Fierce is a good word for this novel. It’s also often funny, but you always take the characters seriously. There’s absurdity, but just enough to keep things entertaining without being ridiculous and never so much that you’re pulled out of the narrative. It’s like a friendly but drunk man is confessing his difficult life story: he might occasionally slur some words, and he makes you laugh at times, but you can tell that he feels every word is important. 

There are so many disparate elements floating around for the first four-hundred pages that it was difficult to imagine how they could ever coalesce, and there are slow moments even further on in the book. But everything, by the end, was tied together. Moments that could come across as saccharine are tinged with significance, as there’s such a strong moral centre that you buy them, sentimentality and all. The extreme natures of the characters are revealed as expressing the horrific depths that emotion can plunge us into. Their intensity reveals the consequences of suffering in daily life, and the difficulty in being good.

This is all also very entertaining to read about which is a hard thing to pull off, especially in a book this long. This thing is just fun. Imagine a soap written by one of the smartest people who ever lived and you’ve got the idea.

The Karamazov brothers are three of the most acutely drawn characters in existence, particularly Ivan, who is the crux of two of the best chapters — ‘The Grand Inquisitor’ and ‘The Devil’. But it’s hard not to love Alyosha, who is almost absurdly sensitive, but also clever, trusting, and wise.

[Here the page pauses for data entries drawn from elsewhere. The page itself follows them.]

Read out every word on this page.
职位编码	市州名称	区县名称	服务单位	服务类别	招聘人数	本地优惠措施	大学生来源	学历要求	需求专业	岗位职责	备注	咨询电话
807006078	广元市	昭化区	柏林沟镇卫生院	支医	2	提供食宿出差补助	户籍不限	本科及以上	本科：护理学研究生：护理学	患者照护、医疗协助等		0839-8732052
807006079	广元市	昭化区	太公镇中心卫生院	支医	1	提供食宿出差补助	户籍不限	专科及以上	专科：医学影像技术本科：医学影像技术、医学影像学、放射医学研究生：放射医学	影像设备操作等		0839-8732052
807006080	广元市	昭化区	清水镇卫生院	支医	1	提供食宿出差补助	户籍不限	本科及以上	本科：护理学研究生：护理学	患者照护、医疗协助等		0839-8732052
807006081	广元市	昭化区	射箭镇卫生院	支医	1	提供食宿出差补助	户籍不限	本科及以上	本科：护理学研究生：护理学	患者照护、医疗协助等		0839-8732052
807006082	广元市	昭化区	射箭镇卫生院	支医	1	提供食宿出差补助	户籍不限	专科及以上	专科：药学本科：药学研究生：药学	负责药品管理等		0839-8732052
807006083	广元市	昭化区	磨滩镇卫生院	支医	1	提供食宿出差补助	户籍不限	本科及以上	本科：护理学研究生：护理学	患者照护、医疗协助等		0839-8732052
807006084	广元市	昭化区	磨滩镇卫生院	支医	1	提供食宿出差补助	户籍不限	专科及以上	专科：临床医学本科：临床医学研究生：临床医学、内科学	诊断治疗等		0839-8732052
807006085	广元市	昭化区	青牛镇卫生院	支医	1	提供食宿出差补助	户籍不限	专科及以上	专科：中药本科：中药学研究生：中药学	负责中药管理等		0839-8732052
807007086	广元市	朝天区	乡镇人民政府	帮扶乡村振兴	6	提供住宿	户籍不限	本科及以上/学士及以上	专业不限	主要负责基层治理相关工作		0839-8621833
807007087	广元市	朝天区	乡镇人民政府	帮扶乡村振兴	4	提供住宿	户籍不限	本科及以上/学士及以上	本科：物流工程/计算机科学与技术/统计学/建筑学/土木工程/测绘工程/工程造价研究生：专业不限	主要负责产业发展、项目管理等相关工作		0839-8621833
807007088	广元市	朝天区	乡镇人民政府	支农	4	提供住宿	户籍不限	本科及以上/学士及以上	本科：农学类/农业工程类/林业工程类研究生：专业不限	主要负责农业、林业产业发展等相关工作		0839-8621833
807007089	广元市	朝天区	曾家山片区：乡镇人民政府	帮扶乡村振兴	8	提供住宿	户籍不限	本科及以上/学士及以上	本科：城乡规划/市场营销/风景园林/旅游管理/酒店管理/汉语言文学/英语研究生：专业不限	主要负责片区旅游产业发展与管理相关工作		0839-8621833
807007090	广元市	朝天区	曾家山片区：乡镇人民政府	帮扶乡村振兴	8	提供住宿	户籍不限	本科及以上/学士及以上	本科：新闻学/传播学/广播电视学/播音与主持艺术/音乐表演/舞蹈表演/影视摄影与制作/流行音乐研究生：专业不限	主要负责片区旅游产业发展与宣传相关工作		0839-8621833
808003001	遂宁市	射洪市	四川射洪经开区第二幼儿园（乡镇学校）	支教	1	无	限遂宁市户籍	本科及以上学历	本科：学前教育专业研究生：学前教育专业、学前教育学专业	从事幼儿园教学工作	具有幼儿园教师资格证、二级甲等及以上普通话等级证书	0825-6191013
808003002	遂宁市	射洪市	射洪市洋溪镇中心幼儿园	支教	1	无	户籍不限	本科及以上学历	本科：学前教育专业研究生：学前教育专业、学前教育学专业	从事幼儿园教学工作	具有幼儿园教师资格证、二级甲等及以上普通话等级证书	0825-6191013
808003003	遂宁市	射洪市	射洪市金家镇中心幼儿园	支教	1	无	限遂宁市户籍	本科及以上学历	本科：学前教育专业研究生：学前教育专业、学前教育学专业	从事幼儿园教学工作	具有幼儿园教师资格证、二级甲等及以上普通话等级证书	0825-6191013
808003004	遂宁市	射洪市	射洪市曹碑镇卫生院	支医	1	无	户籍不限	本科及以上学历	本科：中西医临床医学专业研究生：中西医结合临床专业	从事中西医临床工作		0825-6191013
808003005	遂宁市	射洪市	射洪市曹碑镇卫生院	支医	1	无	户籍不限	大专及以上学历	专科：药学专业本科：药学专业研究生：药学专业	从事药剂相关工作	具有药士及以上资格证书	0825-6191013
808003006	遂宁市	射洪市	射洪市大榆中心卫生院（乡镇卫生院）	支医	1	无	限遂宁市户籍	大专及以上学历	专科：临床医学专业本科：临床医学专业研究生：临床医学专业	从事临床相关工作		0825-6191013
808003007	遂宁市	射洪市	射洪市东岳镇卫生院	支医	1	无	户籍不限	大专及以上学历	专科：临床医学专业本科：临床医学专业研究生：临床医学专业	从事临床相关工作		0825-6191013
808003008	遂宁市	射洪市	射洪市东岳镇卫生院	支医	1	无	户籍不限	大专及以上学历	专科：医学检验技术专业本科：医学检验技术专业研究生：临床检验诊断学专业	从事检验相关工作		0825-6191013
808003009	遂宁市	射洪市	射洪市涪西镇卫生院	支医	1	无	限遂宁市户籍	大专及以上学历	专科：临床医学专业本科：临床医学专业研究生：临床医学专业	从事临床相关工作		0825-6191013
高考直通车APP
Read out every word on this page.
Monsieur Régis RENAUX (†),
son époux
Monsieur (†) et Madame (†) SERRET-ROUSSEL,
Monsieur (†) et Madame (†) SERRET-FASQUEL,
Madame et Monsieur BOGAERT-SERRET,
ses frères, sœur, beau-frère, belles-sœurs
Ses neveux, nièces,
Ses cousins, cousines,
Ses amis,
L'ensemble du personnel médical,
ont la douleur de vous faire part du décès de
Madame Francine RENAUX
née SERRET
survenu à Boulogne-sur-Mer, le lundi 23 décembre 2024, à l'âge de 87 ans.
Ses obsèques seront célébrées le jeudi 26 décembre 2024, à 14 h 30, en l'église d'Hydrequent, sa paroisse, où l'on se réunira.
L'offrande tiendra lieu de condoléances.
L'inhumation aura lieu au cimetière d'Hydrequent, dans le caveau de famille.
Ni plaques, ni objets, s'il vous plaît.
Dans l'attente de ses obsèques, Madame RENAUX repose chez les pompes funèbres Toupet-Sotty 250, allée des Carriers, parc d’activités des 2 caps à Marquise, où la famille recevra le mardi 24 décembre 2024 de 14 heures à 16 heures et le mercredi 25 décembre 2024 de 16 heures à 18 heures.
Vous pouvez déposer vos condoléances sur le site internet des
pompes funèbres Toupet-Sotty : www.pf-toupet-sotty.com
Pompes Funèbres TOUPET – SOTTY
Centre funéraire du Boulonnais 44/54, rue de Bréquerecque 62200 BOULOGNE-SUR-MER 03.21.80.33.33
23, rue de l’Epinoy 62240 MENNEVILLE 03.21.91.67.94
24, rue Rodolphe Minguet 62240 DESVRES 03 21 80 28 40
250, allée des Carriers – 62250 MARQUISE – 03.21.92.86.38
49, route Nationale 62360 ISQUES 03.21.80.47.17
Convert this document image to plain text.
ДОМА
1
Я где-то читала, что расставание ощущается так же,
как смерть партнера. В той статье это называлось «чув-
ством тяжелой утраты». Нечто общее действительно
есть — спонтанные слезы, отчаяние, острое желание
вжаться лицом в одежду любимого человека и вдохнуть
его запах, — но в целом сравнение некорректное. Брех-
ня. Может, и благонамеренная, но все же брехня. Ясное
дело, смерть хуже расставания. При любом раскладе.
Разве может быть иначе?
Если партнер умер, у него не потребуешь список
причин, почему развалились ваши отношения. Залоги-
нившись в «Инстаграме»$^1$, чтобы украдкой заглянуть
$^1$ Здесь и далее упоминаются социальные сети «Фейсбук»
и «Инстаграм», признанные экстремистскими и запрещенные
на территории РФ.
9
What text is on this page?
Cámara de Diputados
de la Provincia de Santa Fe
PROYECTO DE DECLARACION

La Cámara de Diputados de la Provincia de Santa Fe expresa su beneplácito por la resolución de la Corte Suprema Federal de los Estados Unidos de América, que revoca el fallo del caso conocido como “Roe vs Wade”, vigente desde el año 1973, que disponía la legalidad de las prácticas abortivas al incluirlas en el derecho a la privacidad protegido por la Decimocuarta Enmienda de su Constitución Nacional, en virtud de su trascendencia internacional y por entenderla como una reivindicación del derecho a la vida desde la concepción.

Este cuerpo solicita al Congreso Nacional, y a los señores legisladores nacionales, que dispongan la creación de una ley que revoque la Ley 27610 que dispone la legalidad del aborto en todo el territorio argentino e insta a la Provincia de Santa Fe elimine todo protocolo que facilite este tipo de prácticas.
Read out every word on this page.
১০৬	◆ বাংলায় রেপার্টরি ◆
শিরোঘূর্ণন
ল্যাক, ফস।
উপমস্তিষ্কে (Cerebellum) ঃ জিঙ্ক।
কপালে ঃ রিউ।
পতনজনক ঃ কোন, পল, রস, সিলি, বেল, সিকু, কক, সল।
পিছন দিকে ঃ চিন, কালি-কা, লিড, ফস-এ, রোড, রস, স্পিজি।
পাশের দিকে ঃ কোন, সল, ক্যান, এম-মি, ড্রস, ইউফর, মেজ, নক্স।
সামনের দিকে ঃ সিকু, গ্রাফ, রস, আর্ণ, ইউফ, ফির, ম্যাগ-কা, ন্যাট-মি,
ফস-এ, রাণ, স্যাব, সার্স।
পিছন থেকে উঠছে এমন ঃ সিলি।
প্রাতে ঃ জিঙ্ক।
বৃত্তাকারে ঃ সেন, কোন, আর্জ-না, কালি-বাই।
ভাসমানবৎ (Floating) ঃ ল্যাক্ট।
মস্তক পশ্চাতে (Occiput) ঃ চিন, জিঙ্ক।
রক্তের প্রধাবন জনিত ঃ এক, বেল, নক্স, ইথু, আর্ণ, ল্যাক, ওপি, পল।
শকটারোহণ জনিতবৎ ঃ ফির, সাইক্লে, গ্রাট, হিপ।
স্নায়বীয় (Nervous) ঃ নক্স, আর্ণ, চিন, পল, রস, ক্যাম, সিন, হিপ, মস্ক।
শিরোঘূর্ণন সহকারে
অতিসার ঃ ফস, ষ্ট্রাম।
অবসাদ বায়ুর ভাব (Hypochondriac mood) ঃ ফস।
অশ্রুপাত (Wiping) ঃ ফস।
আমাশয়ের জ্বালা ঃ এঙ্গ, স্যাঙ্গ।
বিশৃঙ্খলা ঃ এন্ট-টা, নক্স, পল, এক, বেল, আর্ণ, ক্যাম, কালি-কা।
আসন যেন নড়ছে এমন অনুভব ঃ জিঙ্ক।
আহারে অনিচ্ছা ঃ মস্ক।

Dmitry is incredibly intense in every aspect, but honest and with a strange sense of honour that’s engaging to read about.

Ilyusha’s introduction in Book X, where Alyosha meets a group of schoolchildren who are throwing rocks at a classmate, was, however, the moment when I realised this was going to be a book I’ll be happy to revisit in the future.

I know I’ll get something new out of it every time I pick it up again, wherever I am in my life.